Description: This version of rdgsucmpt avoids the not-free hypothesis of rdgsucmptf by using two substitutions instead of one. (Contributed by Mario Carneiro, 11-Sep-2015)

Ref Expression
Hypotheses rdgsucmpt2.1 
|- F = rec ( ( x e. _V |-> C ) , A )
rdgsucmpt2.2 
|- ( y = x -> E = C )
rdgsucmpt2.3 
|- ( y = ( F ` B ) -> E = D )
Assertion rdgsucmpt2 
|- ( ( B e.

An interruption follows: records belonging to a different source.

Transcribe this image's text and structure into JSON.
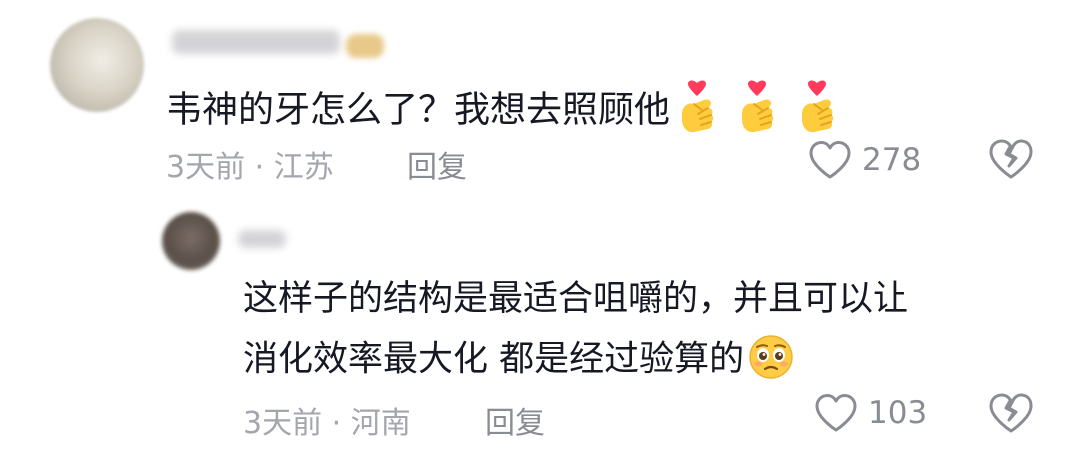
{
  "comment": {
    "text": "韦神的牙怎么了？我想去照顾他",
    "emojis": [
      "finger-heart-emoji",
      "finger-heart-emoji",
      "finger-heart-emoji"
    ],
    "time_location": "3天前 · 江苏",
    "reply_label": "回复",
    "like_count": "278",
    "reply": {
      "line1": "这样子的结构是最适合咀嚼的，并且可以让",
      "line2": "消化效率最大化 都是经过验算的",
      "emoji": "pleading-face-emoji",
      "time_location": "3天前 · 河南",
      "reply_label": "回复",
      "like_count": "103"
    }
  },
  "colors": {
    "text": "#161823",
    "meta": "#a4a6ad",
    "icon": "#8a8c93",
    "heart_pink": "#ff3b5c",
    "hand_yellow": "#ffcc3d"
  }
}
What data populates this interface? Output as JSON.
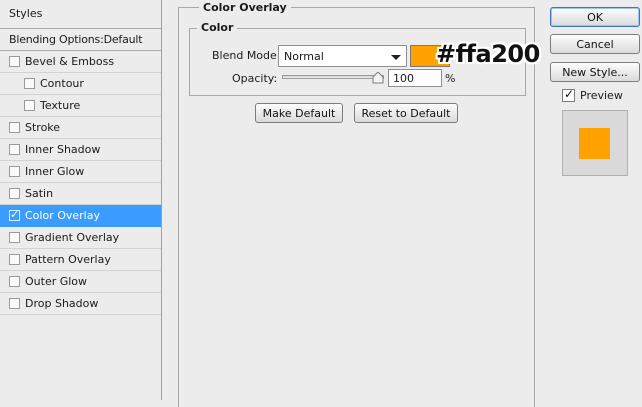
{
  "styles_panel": {
    "header": "Styles",
    "blending_options": "Blending Options:Default",
    "items": [
      {
        "label": "Bevel & Emboss",
        "checked": false,
        "sub": false
      },
      {
        "label": "Contour",
        "checked": false,
        "sub": true
      },
      {
        "label": "Texture",
        "checked": false,
        "sub": true
      },
      {
        "label": "Stroke",
        "checked": false,
        "sub": false
      },
      {
        "label": "Inner Shadow",
        "checked": false,
        "sub": false
      },
      {
        "label": "Inner Glow",
        "checked": false,
        "sub": false
      },
      {
        "label": "Satin",
        "checked": false,
        "sub": false
      },
      {
        "label": "Color Overlay",
        "checked": true,
        "sub": false,
        "selected": true
      },
      {
        "label": "Gradient Overlay",
        "checked": false,
        "sub": false
      },
      {
        "label": "Pattern Overlay",
        "checked": false,
        "sub": false
      },
      {
        "label": "Outer Glow",
        "checked": false,
        "sub": false
      },
      {
        "label": "Drop Shadow",
        "checked": false,
        "sub": false
      }
    ]
  },
  "color_overlay": {
    "title": "Color Overlay",
    "color_group_title": "Color",
    "blend_mode_label": "Blend Mode:",
    "blend_mode_value": "Normal",
    "overlay_color": "#ffa200",
    "hex_annotation": "#ffa200",
    "opacity_label": "Opacity:",
    "opacity_value": "100",
    "opacity_unit": "%",
    "opacity_level": 1.0,
    "make_default_label": "Make Default",
    "reset_default_label": "Reset to Default"
  },
  "right_panel": {
    "ok_label": "OK",
    "cancel_label": "Cancel",
    "new_style_label": "New Style...",
    "preview_label": "Preview",
    "preview_checked": true
  },
  "colors": {
    "selection": "#3b9cff",
    "overlay": "#ffa200"
  }
}
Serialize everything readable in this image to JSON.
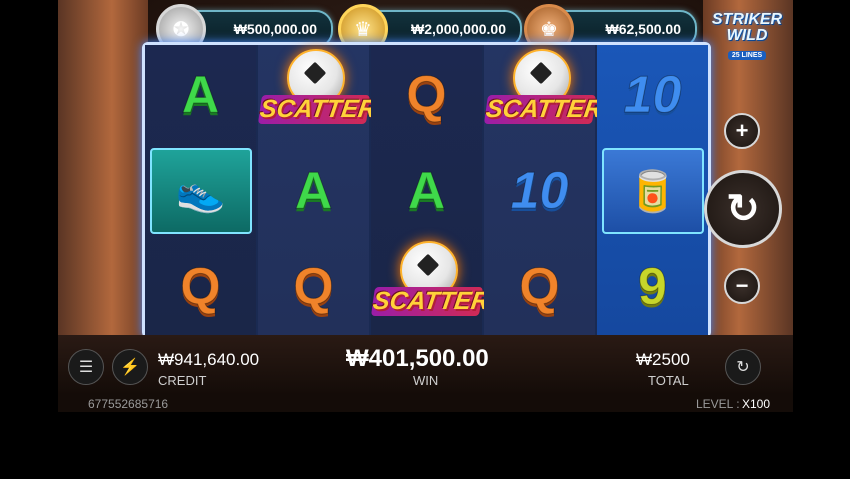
{
  "jackpots": {
    "silver_value": "₩500,000.00",
    "gold_value": "₩2,000,000.00",
    "bronze_value": "₩62,500.00"
  },
  "logo": {
    "line1": "STRIKER",
    "line2": "WILD",
    "lines_badge": "25 LINES"
  },
  "reels": [
    [
      "A",
      "boot-icon",
      "Q"
    ],
    [
      "SCATTER",
      "A",
      "Q"
    ],
    [
      "Q",
      "A",
      "SCATTER"
    ],
    [
      "SCATTER",
      "10",
      "Q"
    ],
    [
      "10",
      "cans-icon",
      "9"
    ]
  ],
  "scatter_label": "SCATTER",
  "side_controls": {
    "plus": "+",
    "minus": "−",
    "spin": "↻"
  },
  "bottom": {
    "credit_value": "₩941,640.00",
    "credit_label": "CREDIT",
    "win_value": "₩401,500.00",
    "win_label": "WIN",
    "total_value": "₩2500",
    "total_label": "TOTAL"
  },
  "footer": {
    "round_id": "677552685716",
    "level_label": "LEVEL :",
    "level_value": "X100"
  },
  "colors": {
    "reel_frame": "#cfe2ff",
    "gold": "#ffd55a",
    "accent_blue": "#1a57b8"
  }
}
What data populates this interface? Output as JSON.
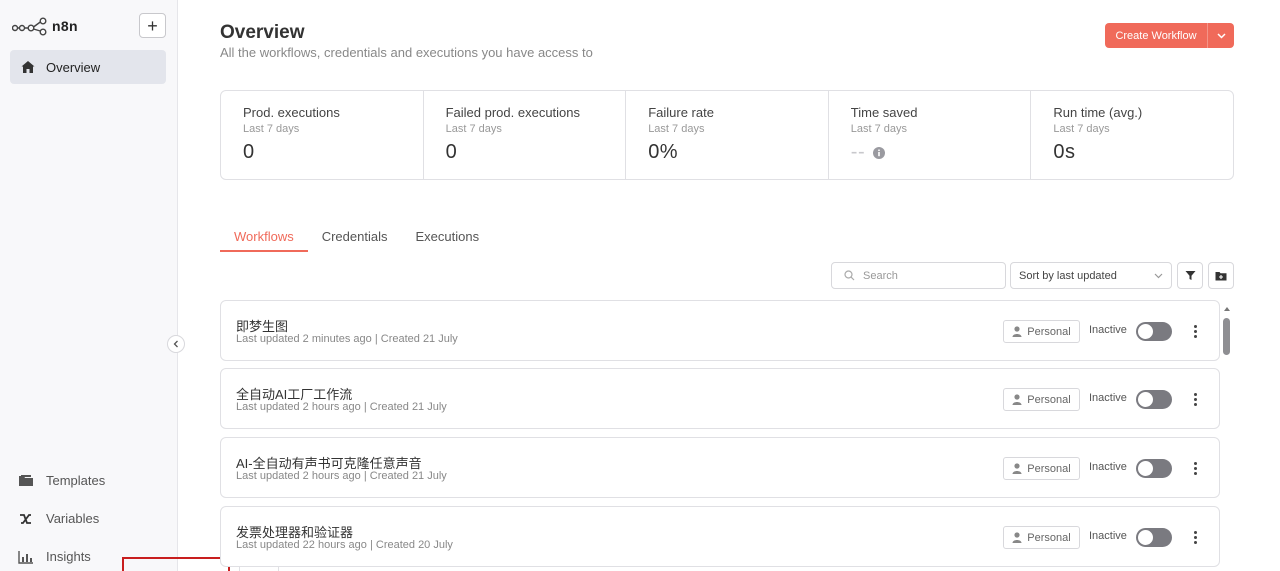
{
  "sidebar": {
    "app_name": "n8n",
    "add_label": "+",
    "active_item": "Overview",
    "bottom_items": [
      "Templates",
      "Variables",
      "Insights"
    ]
  },
  "header": {
    "title": "Overview",
    "subtitle": "All the workflows, credentials and executions you have access to",
    "create_label": "Create Workflow"
  },
  "stats": [
    {
      "label": "Prod. executions",
      "period": "Last 7 days",
      "value": "0"
    },
    {
      "label": "Failed prod. executions",
      "period": "Last 7 days",
      "value": "0"
    },
    {
      "label": "Failure rate",
      "period": "Last 7 days",
      "value": "0%"
    },
    {
      "label": "Time saved",
      "period": "Last 7 days",
      "value": "--"
    },
    {
      "label": "Run time (avg.)",
      "period": "Last 7 days",
      "value": "0s"
    }
  ],
  "tabs": [
    "Workflows",
    "Credentials",
    "Executions"
  ],
  "toolbar": {
    "search_placeholder": "Search",
    "sort_value": "Sort by last updated"
  },
  "workflows": [
    {
      "name": "即梦生图",
      "updated": "Last updated 2 minutes ago",
      "created": "Created 21 July",
      "owner": "Personal",
      "status": "Inactive"
    },
    {
      "name": "全自动AI工厂工作流",
      "updated": "Last updated 2 hours ago",
      "created": "Created 21 July",
      "owner": "Personal",
      "status": "Inactive"
    },
    {
      "name": "AI-全自动有声书可克隆任意声音",
      "updated": "Last updated 2 hours ago",
      "created": "Created 21 July",
      "owner": "Personal",
      "status": "Inactive"
    },
    {
      "name": "发票处理器和验证器",
      "updated": "Last updated 22 hours ago",
      "created": "Created 20 July",
      "owner": "Personal",
      "status": "Inactive"
    }
  ],
  "colors": {
    "accent": "#f06a5a",
    "toggle_off": "#7a7a80",
    "sidebar_bg": "#f8f8fa"
  }
}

On /\ D e. V ) -> ( F ` suc B ) = D )

Proof

Step Hyp Ref Expression
1 rdgsucmpt2.1 
 |-  F = rec ( ( x e. _V |-> C ) , A )
2 rdgsucmpt2.2 
 |-  ( y = x -> E = C )
3 rdgsucmpt2.3 
 |-  ( y = ( F ` B ) -> E = D )
4 nfcv 
 |-  F/_ y A
5 nfcv 
 |-  F/_ y B
6 nfcv 
 |-  F/_ y D
7 2 cbvmptv 
 |-  ( y e. _V |-> E ) = ( x e. _V |-> C )
8 rdgeq1 
 |-  ( ( y e. _V |-> E ) = ( x e. _V |-> C ) -> rec ( ( y e. _V |-> E ) , A ) = rec ( ( x e. _V |-> C ) , A ) )
9 7 8 ax-mp 
 |-  rec ( ( y e. _V |-> E ) , A ) = rec ( ( x e. _V |-> C ) , A )
10 1 9 eqtr4i 
 |-  F = rec ( ( y e. _V |-> E ) , A )
11 4 5 6 10 3 rdgsucmptf 
 |-  ( ( B e. On /\ D e. V ) -> ( F ` suc B ) = D )